Die Träger des Kulturlandschaftspreises 2020

Engagement und Landschaftspflege in vielen Facetten

Seit 30 Jahren wird jährlich der Kulturlandschaftspreis vom Schwäbischen Heimatbund und dem Sparkassenverband Baden-Württemberg vergeben. Er ist gedacht als öffentliches Signal, sich für die Erhaltung und Weiterentwicklung der Kulturlandschaft zu engagieren. Denn unsere Kulturlandschaften sind gefährdet! Mit einem immer schneller werdenden Wandel landwirtschaftlicher Wirtschaftsweisen wie einem Abbau der Vielfalt bei Sorten und Struktur, einem zunehmenden Anbau von Energiepflanzen, der Aufgabe arbeitsintensiver Nutzungsweisen und insgesamt von Flächen ändert sich das Bild der Landschaften unwiderruflich, gehen Arten- und Strukturvielfalt verloren. Alte landschaftsprägende Kulturformen stehen mangels Wirtschaftlichkeit vor dem Aus. Angesichts dieser Entwicklung war und bleibt es Ziel des Kulturlandschaftspreises, dieses Thema in die Gesellschaft hinein zu tragen, Problembewusstsein dafür zu wecken und Lösungsmöglichkeiten aufzuzeigen.

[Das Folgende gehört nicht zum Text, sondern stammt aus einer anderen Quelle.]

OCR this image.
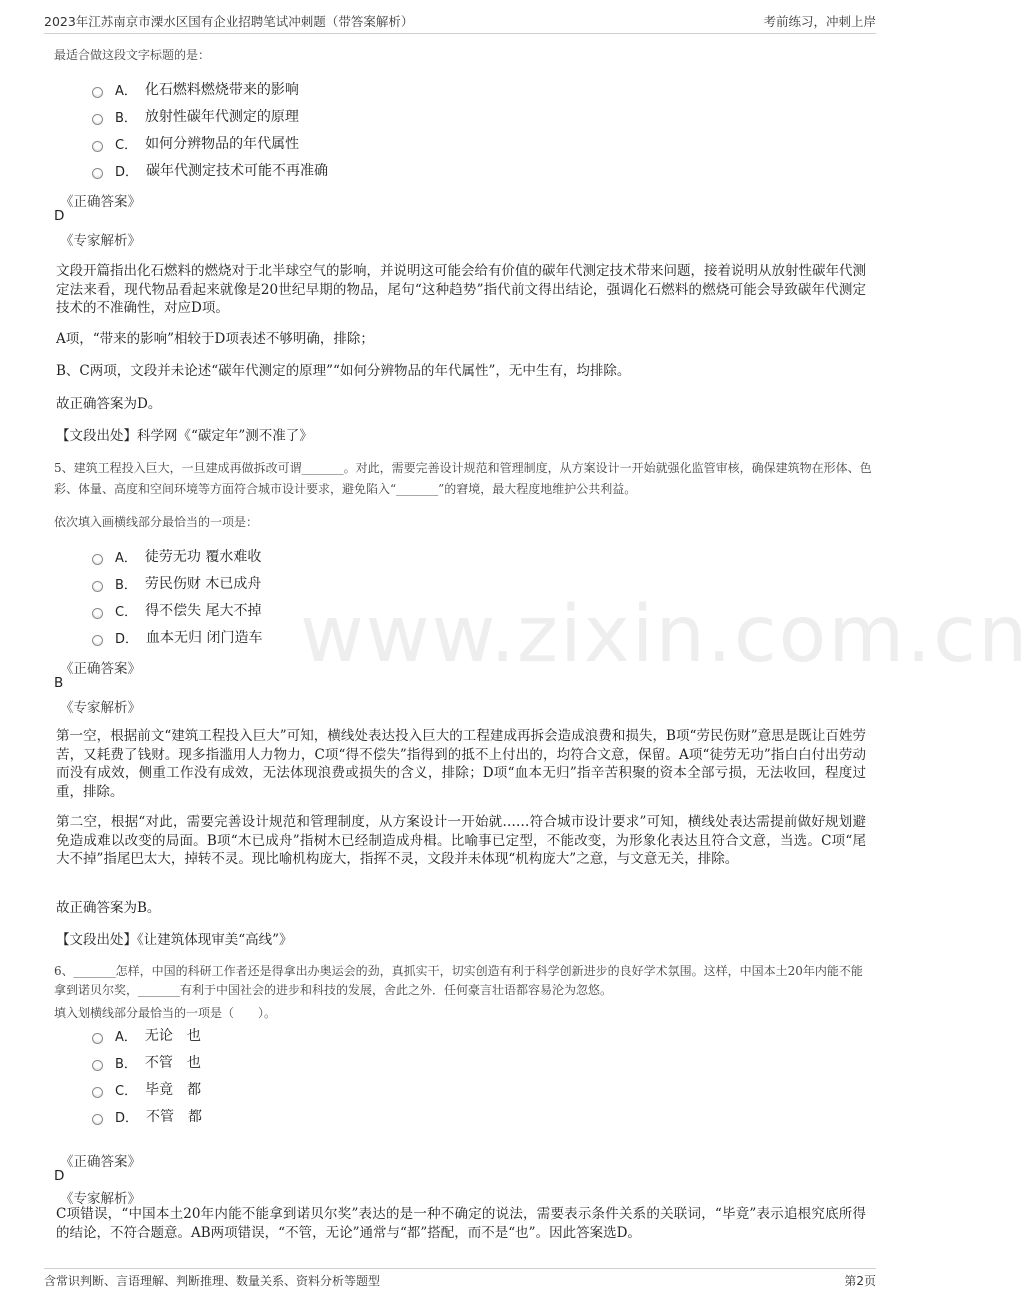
2023年江苏南京市溧水区国有企业招聘笔试冲刺题（带答案解析）	考前练习，冲刺上岸
www.zixin.com.cn
最适合做这段文字标题的是：
A． 化石燃料燃烧带来的影响
B． 放射性碳年代测定的原理
C． 如何分辨物品的年代属性
D． 碳年代测定技术可能不再准确
《正确答案》
D
《专家解析》
文段开篇指出化石燃料的燃烧对于北半球空气的影响，并说明这可能会给有价值的碳年代测定技术带来问题，接着说明从放射性碳年代测定法来看，现代物品看起来就像是20世纪早期的物品，尾句“这种趋势”指代前文得出结论，强调化石燃料的燃烧可能会导致碳年代测定技术的不准确性，对应D项。
A项，“带来的影响”相较于D项表述不够明确，排除；
B、C两项，文段并未论述“碳年代测定的原理”“如何分辨物品的年代属性”，无中生有，均排除。
故正确答案为D。
【文段出处】科学网《“碳定年”测不准了》
5、建筑工程投入巨大，一旦建成再做拆改可谓_______。对此，需要完善设计规范和管理制度，从方案设计一开始就强化监管审核，确保建筑物在形体、色彩、体量、高度和空间环境等方面符合城市设计要求，避免陷入“_______”的窘境，最大程度地维护公共利益。
依次填入画横线部分最恰当的一项是：
A． 徒劳无功 覆水难收
B． 劳民伤财 木已成舟
C． 得不偿失 尾大不掉
D． 血本无归 闭门造车
《正确答案》
B
《专家解析》
第一空，根据前文“建筑工程投入巨大”可知，横线处表达投入巨大的工程建成再拆会造成浪费和损失，B项“劳民伤财”意思是既让百姓劳苦，又耗费了钱财。现多指滥用人力物力，C项“得不偿失”指得到的抵不上付出的，均符合文意，保留。A项“徒劳无功”指白白付出劳动而没有成效，侧重工作没有成效，无法体现浪费或损失的含义，排除；D项“血本无归”指辛苦积聚的资本全部亏损，无法收回，程度过重，排除。
第二空，根据“对此，需要完善设计规范和管理制度，从方案设计一开始就……符合城市设计要求”可知，横线处表达需提前做好规划避免造成难以改变的局面。B项“木已成舟”指树木已经制造成舟楫。比喻事已定型，不能改变，为形象化表达且符合文意，当选。C项“尾大不掉”指尾巴太大，掉转不灵。现比喻机构庞大，指挥不灵，文段并未体现“机构庞大”之意，与文意无关，排除。
故正确答案为B。
【文段出处】《让建筑体现审美“高线”》
6、_______怎样，中国的科研工作者还是得拿出办奥运会的劲，真抓实干，切实创造有利于科学创新进步的良好学术氛围。这样，中国本土20年内能不能拿到诺贝尔奖，_______有利于中国社会的进步和科技的发展，舍此之外．任何豪言壮语都容易沦为忽悠。
填入划横线部分最恰当的一项是（　　）。
A． 无论　也
B． 不管　也
C． 毕竟　都
D． 不管　都
《正确答案》
D
《专家解析》
C项错误，“中国本土20年内能不能拿到诺贝尔奖”表达的是一种不确定的说法，需要表示条件关系的关联词，“毕竟”表示追根究底所得的结论，不符合题意。AB两项错误，“不管，无论”通常与“都”搭配，而不是“也”。因此答案选D。
含常识判断、言语理解、判断推理、数量关系、资料分析等题型	第2页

Dass dies funktioniert und der Kulturlandschaftspreis sein Ziel erreicht, wird jedes Jahr in der Themenvielfalt der Bewerbungen um den Preis deutlich, an den guten Ideen, die umgesetzt werden, und an der Vielfalt der Bewerber. Es sind Vereine, Familien, landwirtschaftliche Betriebe und viele Einzelpersonen, die sich mit persönlichem Einsatz, oft pfiffigen Ideen und großem Engagement für ihre Kulturlandschaft vor Ort einsetzen und meist über eine intensive Öffentlichkeitsarbeit als Multiplikatoren wirken. Dass zunehmend auch junge Menschen die Kulturlandschaft in beispielhafter Weise in ihre Zukunftsplanung einbinden, kann besonders hoffnungsvoll stimmen. Wenn es den Kulturlandschaftspreis nicht schon gäbe, man müsste ihn erfinden!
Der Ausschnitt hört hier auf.